Oct 11, 2018 | Family Law

As previous posts have explained, there is a trend right now to encourage parents to resolve divorces, child custody disputes and other family law matters outside a formal court hearing. While this does not work for all cases, many have found that resolving family law problems in this manner, as opposed to duking it out in court not only saves both parents a lot of time, money and emotional stress, it also helps the children deal with what may be an already traumatic time in their lives.

It is important, however, that Rockford, Illinois, parents understand the difference between the types of alternative dispute resolution, particularly when it comes to child custody and parenting time issues. For example, in mediation, the couple will sit down, possibly in separate rooms, and work with a third party, called a mediator, who will try to lead the couple through whatever outstanding disagreements they have.

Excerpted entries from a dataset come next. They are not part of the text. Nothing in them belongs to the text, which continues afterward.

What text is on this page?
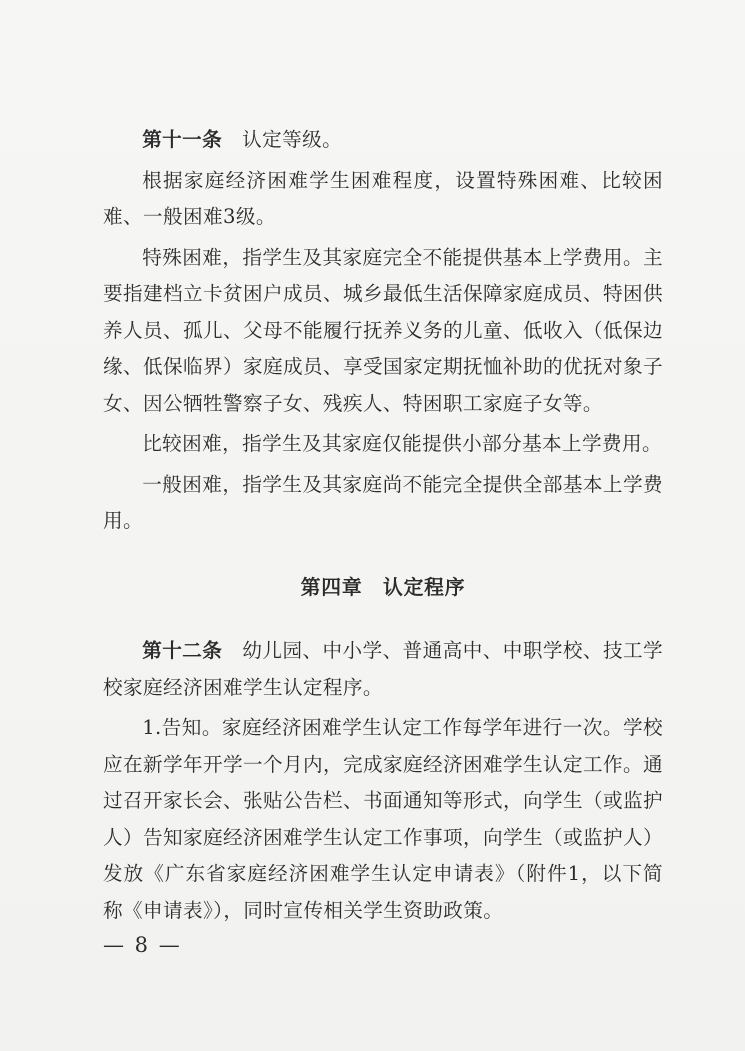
第十一条　 认定等级。

根据家庭经济困难学生困难程度，设置特殊困难、比较困难、一般困难3级。

特殊困难，指学生及其家庭完全不能提供基本上学费用。主要指建档立卡贫困户成员、城乡最低生活保障家庭成员、特困供养人员、孤儿、父母不能履行抚养义务的儿童、低收入（低保边缘、低保临界）家庭成员、享受国家定期抚恤补助的优抚对象子女、因公牺牲警察子女、残疾人、特困职工家庭子女等。

比较困难，指学生及其家庭仅能提供小部分基本上学费用。

一般困难，指学生及其家庭尚不能完全提供全部基本上学费用。

第四章　认定程序

第十二条　 幼儿园、中小学、普通高中、中职学校、技工学校家庭经济困难学生认定程序。

1.告知。家庭经济困难学生认定工作每学年进行一次。学校应在新学年开学一个月内，完成家庭经济困难学生认定工作。通过召开家长会、张贴公告栏、书面通知等形式，向学生（或监护人）告知家庭经济困难学生认定工作事项，向学生（或监护人）发放《广东省家庭经济困难学生认定申请表》（附件1，以下简称《申请表》），同时宣传相关学生资助政策。

— 8 —
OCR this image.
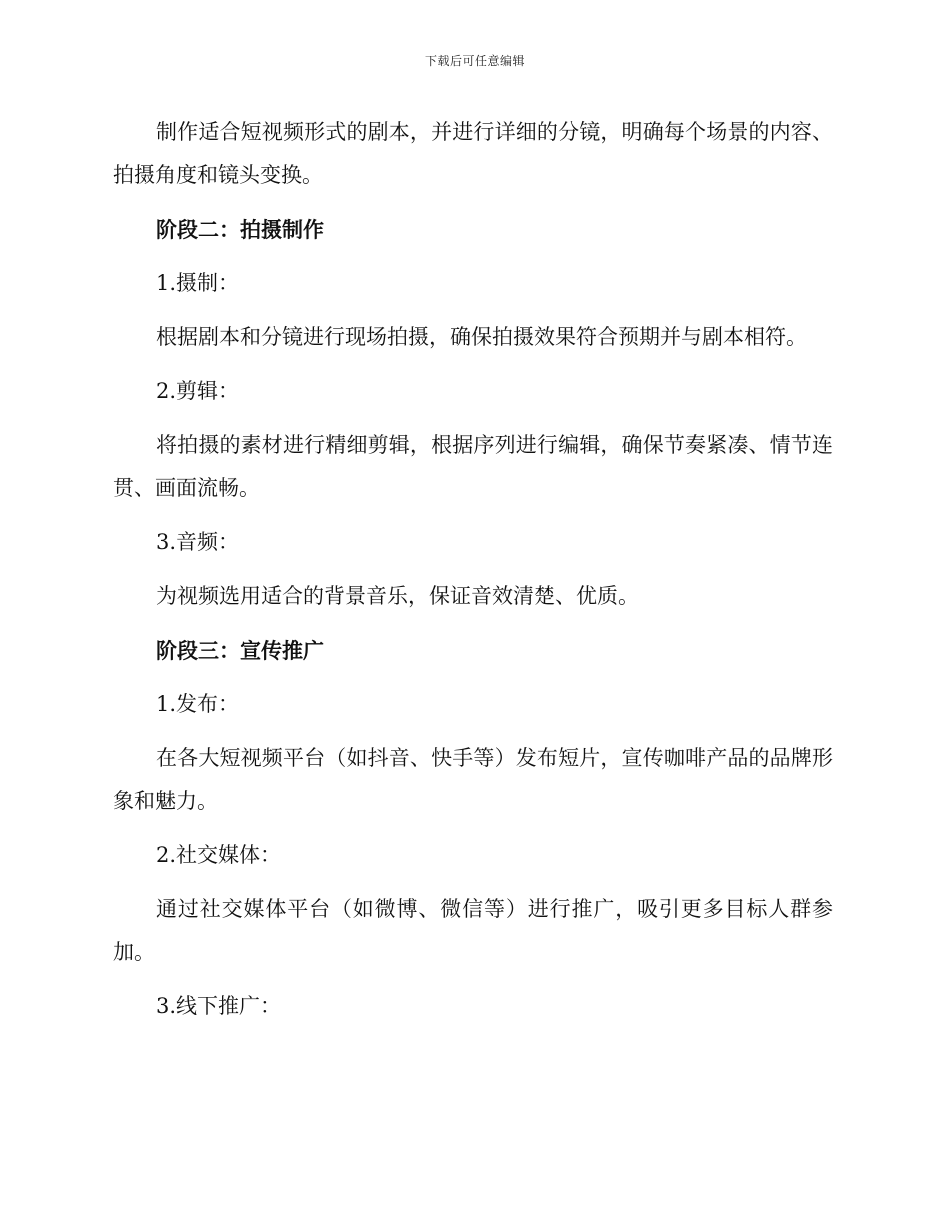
下载后可任意编辑

制作适合短视频形式的剧本，并进行详细的分镜，明确每个场景的内容、拍摄角度和镜头变换。

阶段二：拍摄制作

1.摄制：

根据剧本和分镜进行现场拍摄，确保拍摄效果符合预期并与剧本相符。

2.剪辑：

将拍摄的素材进行精细剪辑，根据序列进行编辑，确保节奏紧凑、情节连贯、画面流畅。

3.音频：

为视频选用适合的背景音乐，保证音效清楚、优质。

阶段三：宣传推广

1.发布：

在各大短视频平台（如抖音、快手等）发布短片，宣传咖啡产品的品牌形象和魅力。

2.社交媒体：

通过社交媒体平台（如微博、微信等）进行推广，吸引更多目标人群参加。

3.线下推广：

The mediator is someone who has no personal interest in the outcome of the case and, usually, is someone who has a lot of experience with family law. The process is confidential, and neither side is compelled to agree on anything. If the mediation fails, the parties simply go to court; if it succeeds, they put their agreement in writing. Each party may have their own attorney, although some mediators prefer that attorneys not attend mediation in person.

On the other hand, collaborative law entails that the couple agree to take a more cooperative approach to their divorce or custody matter. While each attorney continues to represent their own client, information is supposed to flow freely between the two sides, and the goal is to reach a solution that works for everyone. Either party is free to withdraw from collaborative approach at any time, but, if that happens, both sides must find new attorneys.